Ibadah kurban termasuk ibadah yang tertua dalam sejarah manusia. Ibadah ini dilukiskan QS Al Maidah (5) ayat 27 – 31 berasal dari dua putra Nabi Adam, Habil dan Qobil, yang mempersembahkan kurban mereka kepada Allah. Allah menerima kurban Habil. Karena dilandasi oleh ketulusan dan keikhlasan. Sementara kurban Qobil yang didasari oleh rasa iri dan dengki kepada saudaranya tidak diterima Allah. Karena sakit hati, Qobil akhirnya membunuh Habil. Itulah pembunuhan pertama dalam sejarah manusia.
Dalam perjalanan sejarah, ibadah kurban pun mengalami penyimpangan. Kurban tidak lagi diniatkan untuk mengabdi, berserah diri, menghambakan diri kepada-Nya, tapi “upeti” untuk membujuk agar tuhan-tuhan penguasa alam tidak murka. Bahkan di Mesir kuno, yang dikurbankan adalah manusia (wanita tercantik di negeri itu).

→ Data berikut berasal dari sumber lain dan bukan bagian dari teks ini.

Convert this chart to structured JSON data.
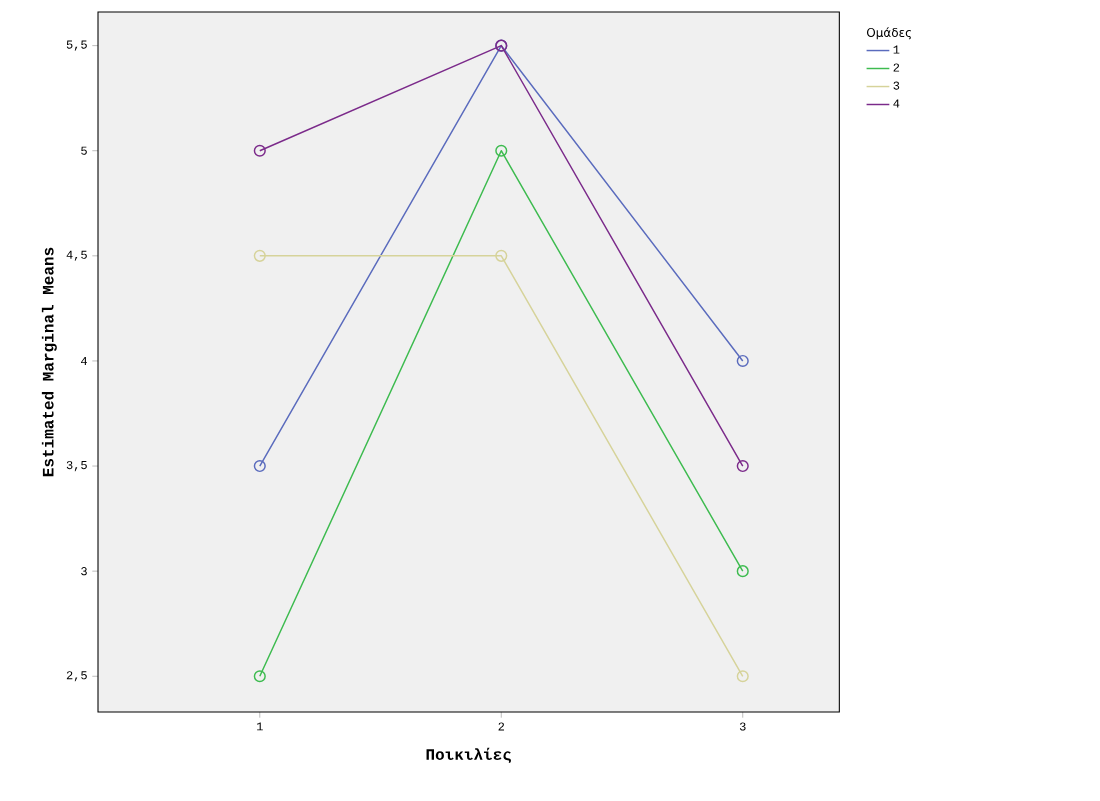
{
  "chart_data": {
    "type": "line",
    "xlabel": "Ποικιλίες",
    "ylabel": "Estimated Marginal Means",
    "legend_title": "Ομάδες",
    "x": [
      1,
      2,
      3
    ],
    "xlim": [
      0.33,
      3.4
    ],
    "xticks": [
      1,
      2,
      3
    ],
    "ylim": [
      2.33,
      5.66
    ],
    "yticks": [
      {
        "value": 2.5,
        "label": "2,5"
      },
      3,
      {
        "value": 3.5,
        "label": "3,5"
      },
      4,
      {
        "value": 4.5,
        "label": "4,5"
      },
      5,
      {
        "value": 5.5,
        "label": "5,5"
      }
    ],
    "series": [
      {
        "name": "1",
        "color": "#5a6bbd",
        "values": [
          3.5,
          5.5,
          4
        ]
      },
      {
        "name": "2",
        "color": "#3dbb4f",
        "values": [
          2.5,
          5,
          3
        ]
      },
      {
        "name": "3",
        "color": "#d6d39a",
        "values": [
          4.5,
          4.5,
          2.5
        ]
      },
      {
        "name": "4",
        "color": "#7b2a8a",
        "values": [
          5,
          5.5,
          3.5
        ]
      }
    ],
    "grid": false,
    "legend": "top right",
    "marker": "circle",
    "line_style": "solid"
  }
}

Nabi Ibrahim as bersama putranya Ismail diutus untuk mengembalikan hakikat kurban. Melalui ujian yang mahaberat- Ibrahim as diperintahkan menyembelih putranya, seperti terekam dalam QS As Shaffat (37) ayat 100-102 :
رَبِّ هَبۡ لِى مِنَ ٱلصَّـٰلِحِينَ (١٠٠)
100. Ya Tuhanku, anugrahkanlah kepadaku (seorang anak) yang Termasuk orang-orang yang saleh
فَبَشَّرۡنَـٰهُ بِغُلَـٰمٍ حَلِيمٍ۬ (١٠١)
101. Maka Kami beri Dia khabar gembira dengan seorang anak yang Amat sabar
فَلَمَّا بَلَغَ مَعَهُ ٱلسَّعۡىَ قَالَ يَـٰبُنَىَّ إِنِّىٓ أَرَىٰ فِى ٱلۡمَنَامِ أَنِّىٓ أَذۡبَحُكَ فَٱنظُرۡ مَاذَا تَرَىٰۚ قَالَ يَـٰٓأَبَتِ ٱفۡعَلۡ مَا تُؤۡمَرُۖ سَتَجِدُنِىٓ إِن شَآءَ ٱللَّهُ مِنَ ٱلصَّـٰبِرِينَ (١٠٢)
102. Maka tatkala anak itu sampai (pada umur sanggup) berusaha bersama-sama Ibrahim, Ibrahim berkata: "Hai anakku Sesungguhnya aku melihat dalam mimpi bahwa aku menyembelihmu. Maka fikirkanlah apa pendapatmu!" ia menjawab: "Hai bapakku, kerjakanlah apa yang diperintahkan kepadamu; insya Allah kamu akan mendapatiku Termasuk orang-orang yang sabar".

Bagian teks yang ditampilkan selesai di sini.